Столовая представляла собой огромную продолговатую комнату, центр которой занимал стол, поставленный буквой Т. Гости загомонили, стали рассаживаться, нам достались не самые лучшие места, но не это нас с Лекантом тревожило. Елену и Павла дворецкий усадил на резные стулья в верхней «перекладине» стола, как почетных гостей.
Струнный квартет переключился на Моцарта, и в зал вошел Никита Сергеевич с супругой. Супруга его была на диво хороша и молода.
Они заняли свои места, но не сели.
– Прошу всех встать, дамы и господа, – негромко сказал губернатор. – В моем доме каждая трапеза начинается с молитвы.

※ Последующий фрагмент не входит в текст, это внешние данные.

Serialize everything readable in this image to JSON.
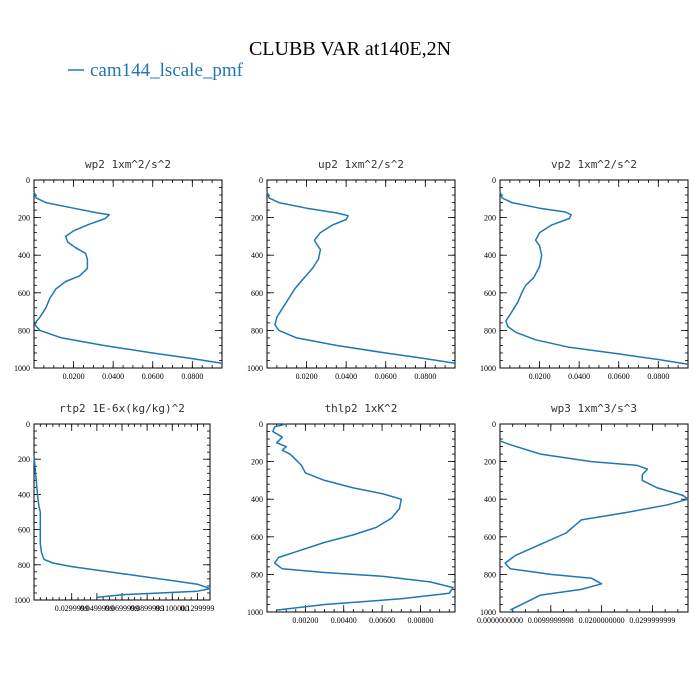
{
  "title": "CLUBB VAR at140E,2N",
  "legend": {
    "entries": [
      "cam144_lscale_pmf"
    ],
    "color": "#1f77b4"
  },
  "chart_data": [
    {
      "type": "line",
      "title": "wp2  1xm^2/s^2",
      "xlim": [
        0,
        0.095
      ],
      "ylim": [
        1000,
        0
      ],
      "xticks": [
        0.02,
        0.04,
        0.06,
        0.08
      ],
      "xtick_labels": [
        "0.0200",
        "0.0400",
        "0.0600",
        "0.0800"
      ],
      "yticks": [
        0,
        200,
        400,
        600,
        800,
        1000
      ],
      "ytick_labels": [
        "0",
        "200",
        "400",
        "600",
        "800",
        "1000"
      ],
      "series": [
        {
          "name": "cam144_lscale_pmf",
          "x": [
            0,
            0.001,
            0.006,
            0.02,
            0.032,
            0.038,
            0.036,
            0.028,
            0.02,
            0.016,
            0.017,
            0.021,
            0.026,
            0.027,
            0.027,
            0.023,
            0.016,
            0.011,
            0.008,
            0.006,
            0.003,
            0.001,
            0.0005,
            0.003,
            0.014,
            0.035,
            0.06,
            0.08,
            0.095
          ],
          "y": [
            60,
            95,
            120,
            150,
            175,
            185,
            205,
            235,
            270,
            300,
            330,
            360,
            390,
            420,
            470,
            510,
            540,
            580,
            630,
            680,
            730,
            755,
            770,
            800,
            840,
            880,
            920,
            950,
            975
          ]
        }
      ]
    },
    {
      "type": "line",
      "title": "up2  1xm^2/s^2",
      "xlim": [
        0,
        0.095
      ],
      "ylim": [
        1000,
        0
      ],
      "xticks": [
        0.02,
        0.04,
        0.06,
        0.08
      ],
      "xtick_labels": [
        "0.0200",
        "0.0400",
        "0.0600",
        "0.0800"
      ],
      "yticks": [
        0,
        200,
        400,
        600,
        800,
        1000
      ],
      "ytick_labels": [
        "0",
        "200",
        "400",
        "600",
        "800",
        "1000"
      ],
      "series": [
        {
          "name": "cam144_lscale_pmf",
          "x": [
            0,
            0.001,
            0.006,
            0.02,
            0.035,
            0.041,
            0.04,
            0.033,
            0.027,
            0.024,
            0.025,
            0.027,
            0.026,
            0.023,
            0.018,
            0.014,
            0.011,
            0.008,
            0.005,
            0.004,
            0.006,
            0.015,
            0.035,
            0.06,
            0.08,
            0.095
          ],
          "y": [
            60,
            95,
            120,
            150,
            175,
            190,
            210,
            240,
            280,
            320,
            340,
            370,
            420,
            470,
            530,
            580,
            630,
            680,
            730,
            770,
            800,
            840,
            880,
            920,
            950,
            975
          ]
        }
      ]
    },
    {
      "type": "line",
      "title": "vp2  1xm^2/s^2",
      "xlim": [
        0,
        0.095
      ],
      "ylim": [
        1000,
        0
      ],
      "xticks": [
        0.02,
        0.04,
        0.06,
        0.08
      ],
      "xtick_labels": [
        "0.0200",
        "0.0400",
        "0.0600",
        "0.0800"
      ],
      "yticks": [
        0,
        200,
        400,
        600,
        800,
        1000
      ],
      "ytick_labels": [
        "0",
        "200",
        "400",
        "600",
        "800",
        "1000"
      ],
      "series": [
        {
          "name": "cam144_lscale_pmf",
          "x": [
            0,
            0.001,
            0.006,
            0.02,
            0.033,
            0.036,
            0.035,
            0.026,
            0.02,
            0.018,
            0.02,
            0.021,
            0.02,
            0.017,
            0.013,
            0.011,
            0.009,
            0.006,
            0.003,
            0.004,
            0.008,
            0.018,
            0.035,
            0.06,
            0.08,
            0.095
          ],
          "y": [
            60,
            95,
            120,
            150,
            170,
            185,
            205,
            240,
            280,
            320,
            350,
            400,
            460,
            520,
            560,
            600,
            650,
            700,
            750,
            780,
            810,
            850,
            890,
            925,
            955,
            980
          ]
        }
      ]
    },
    {
      "type": "line",
      "title": "rtp2  1E-6x(kg/kg)^2",
      "xlim": [
        0,
        0.14
      ],
      "ylim": [
        1000,
        0
      ],
      "xticks": [
        0.03,
        0.05,
        0.07,
        0.09,
        0.11,
        0.13
      ],
      "xtick_labels": [
        "0.0299999",
        "0.0499999",
        "0.0699999",
        "0.0899999",
        "0.1100000",
        "0.1299999"
      ],
      "yticks": [
        0,
        200,
        400,
        600,
        800,
        1000
      ],
      "ytick_labels": [
        "0",
        "200",
        "400",
        "600",
        "800",
        "1000"
      ],
      "series": [
        {
          "name": "cam144_lscale_pmf",
          "x": [
            0,
            0.001,
            0.002,
            0.003,
            0.004,
            0.005,
            0.005,
            0.005,
            0.005,
            0.005,
            0.006,
            0.008,
            0.015,
            0.03,
            0.05,
            0.07,
            0.09,
            0.11,
            0.13,
            0.14,
            0.13,
            0.1,
            0.07,
            0.05
          ],
          "y": [
            180,
            260,
            340,
            420,
            470,
            500,
            540,
            580,
            620,
            680,
            730,
            770,
            790,
            810,
            830,
            850,
            870,
            890,
            910,
            935,
            950,
            960,
            970,
            985
          ]
        }
      ]
    },
    {
      "type": "line",
      "title": "thlp2  1xK^2",
      "xlim": [
        0,
        0.0098
      ],
      "ylim": [
        1000,
        0
      ],
      "xticks": [
        0.002,
        0.004,
        0.006,
        0.008
      ],
      "xtick_labels": [
        "0.00200",
        "0.00400",
        "0.00600",
        "0.00800"
      ],
      "yticks": [
        0,
        200,
        400,
        600,
        800,
        1000
      ],
      "ytick_labels": [
        "0",
        "200",
        "400",
        "600",
        "800",
        "1000"
      ],
      "series": [
        {
          "name": "cam144_lscale_pmf",
          "x": [
            0.001,
            0.0004,
            0.0003,
            0.0008,
            0.0005,
            0.001,
            0.0008,
            0.0012,
            0.0015,
            0.0018,
            0.002,
            0.003,
            0.0045,
            0.006,
            0.007,
            0.0069,
            0.0065,
            0.0057,
            0.0045,
            0.003,
            0.0015,
            0.0006,
            0.0004,
            0.0008,
            0.003,
            0.006,
            0.0085,
            0.0097,
            0.0095,
            0.007,
            0.003,
            0.0005
          ],
          "y": [
            0,
            15,
            40,
            70,
            100,
            120,
            140,
            160,
            190,
            220,
            260,
            300,
            340,
            370,
            400,
            450,
            500,
            550,
            590,
            630,
            680,
            710,
            740,
            770,
            790,
            810,
            840,
            870,
            900,
            930,
            960,
            990
          ]
        }
      ]
    },
    {
      "type": "line",
      "title": "wp3  1xm^3/s^3",
      "xlim": [
        0,
        0.037
      ],
      "ylim": [
        1000,
        0
      ],
      "xticks": [
        0,
        0.01,
        0.02,
        0.03
      ],
      "xtick_labels": [
        "0.0000000000",
        "0.0099999998",
        "0.0200000000",
        "0.0299999999"
      ],
      "yticks": [
        0,
        200,
        400,
        600,
        800,
        1000
      ],
      "ytick_labels": [
        "0",
        "200",
        "400",
        "600",
        "800",
        "1000"
      ],
      "series": [
        {
          "name": "cam144_lscale_pmf",
          "x": [
            0,
            0.002,
            0.008,
            0.018,
            0.027,
            0.029,
            0.028,
            0.028,
            0.031,
            0.036,
            0.037,
            0.033,
            0.025,
            0.016,
            0.013,
            0.008,
            0.003,
            0.001,
            0.002,
            0.01,
            0.018,
            0.02,
            0.016,
            0.008,
            0.005,
            0.002
          ],
          "y": [
            90,
            110,
            160,
            200,
            220,
            240,
            270,
            300,
            340,
            380,
            400,
            430,
            470,
            510,
            580,
            640,
            700,
            740,
            770,
            800,
            820,
            850,
            880,
            910,
            950,
            990
          ]
        }
      ]
    }
  ]
}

Струнный квартет замолк. Гости стихли в ожидании, и мне было слышно, как в окно бьется вечерняя мошкара. В этой тишине вдруг возник мужчина в светло-оранжевых одеждах с золотым обручем на лысой голове. Он и произнес молитву:
– Предивная и премудрейшая богиня, попирающая небосвод и посрамляющая врагов, дарующая бессмертие верным и карающая неверных до седьмого колена, благослови скромную эту трапезу и всех, вкушающих ее. Да будет!
– Да будет! – благочестиво повторили губернатор и его супруга.
По окончании молитвы оранжевый мужчина исчез, а я увидела на лице Леканта выражение глубокой озадаченности.
– Ты что? – спросила я, когда мы сели.